A Toronto region school, Massey Street Public School in Brampton, is implementing Dr. Stuart Shanker’s prescription from Calm, Alert, and Learning, a variation of “Mindfulness” known as “self-regulation.” In teacher Shivonne Lewis-Young’s Grade 3 and 4 classes, children sit on a blue carpet and padded balls rather than at desks and the day begins with passing a “talking stick” and asking each child “how do you feel today?”  Calming the kids down and teaching them how to control their behaviour with “self-regulation zones” is seen as the panacea. “It appears to be working” anecdotally, according to The Globe and Mail’s Education reporter, Caroline Alphonso.  It definitely makes the kids feel better, but where’s the evidence that it’s building confidence, strengthening resilience, or improving their grades?

More discerning education analysts and researchers, particularly in Britain, consider such “feel-good” strategies as mostly  harmless as school-based elementary-level experiments but possibly detrimental if scaled-up to a system-wide initiative.  Utilizing them in socially-disadvantaged schools might be doing more harm than good by further “degrading” the curriculum and lowering student performance expectations.  On this score, Dr. Kutcher has some further advice:  “We’re not here as a species and still surviving those millennia because we couldn’t adapt to stress. On the contrary, our brains are wired to adapt.  I don’t think we actually do anybody a service and we may actually do young people a disservice by trying to protect them from stress and trying to make everything nice and everything rosy and having a Pollyannish approach to life.  I don’ t think that does anyone any good.”

Respecting the pupil and challenging them to do their best remains the soundest, proven, and research-based approach, especially for kids who come to school with few social advantages.  School classrooms are populated by “Warriors” and “Worriers” and some of that outlook and attitude, whether high motivation or paralytic anxiety, is definitely parent-driven. American psychiatrist Douglas C. Johnson of UCLA, San Diego, a leader in the OptiBrain Center Consortium, specializes in training pilots and favours “stress inoculation” as a strategy: “You tax them without overwhelming them. And then you allow for sufficient recovery.”  That, Johnson claims, ‘helps diffuse the Worrier’s curse.’

If that sounds a little harsh and perhaps overly competitive, then Dr. Kutcher’s approach might be more palatable. “We have to learn how to deal with stress,” he says. “That doesn’t mean that giving kids techniques… or showing them how to deal with it is a bad thing. I think it’s probably a good thing but doing it over and over again and providing cocoons for kids I don’t think works.”

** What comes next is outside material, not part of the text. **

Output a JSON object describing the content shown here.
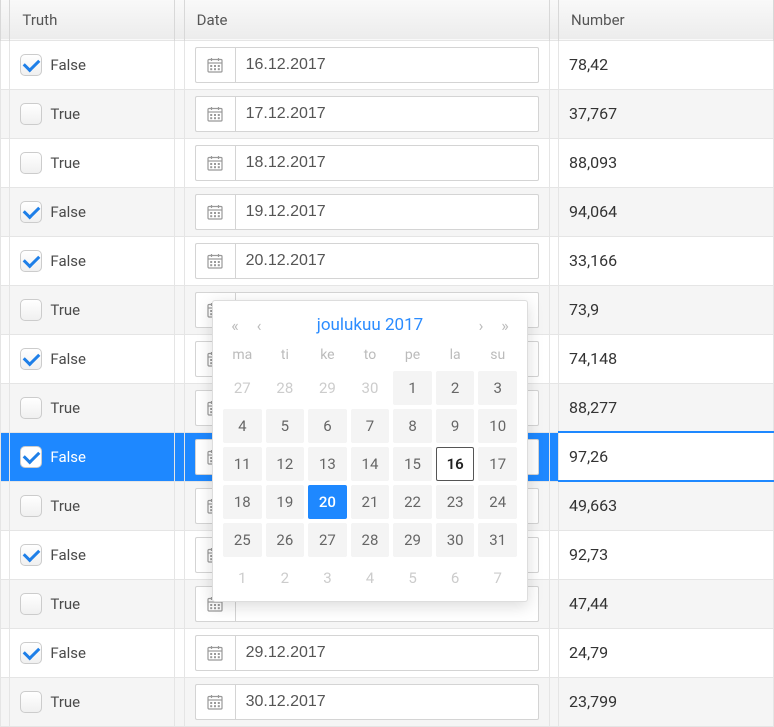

Are kids more stressed today or are we just more sensitive to it in our schools and homes? Do educational prescriptions such as “Mindfulness” and “Self-Regulation” help or hurt today’s students? Where’s the evidence that calming them down sharpens their intellect and produces improved performance? Is there any danger that mainstream elementary classrooms are becoming “therapeutic” rather than educative in their focus?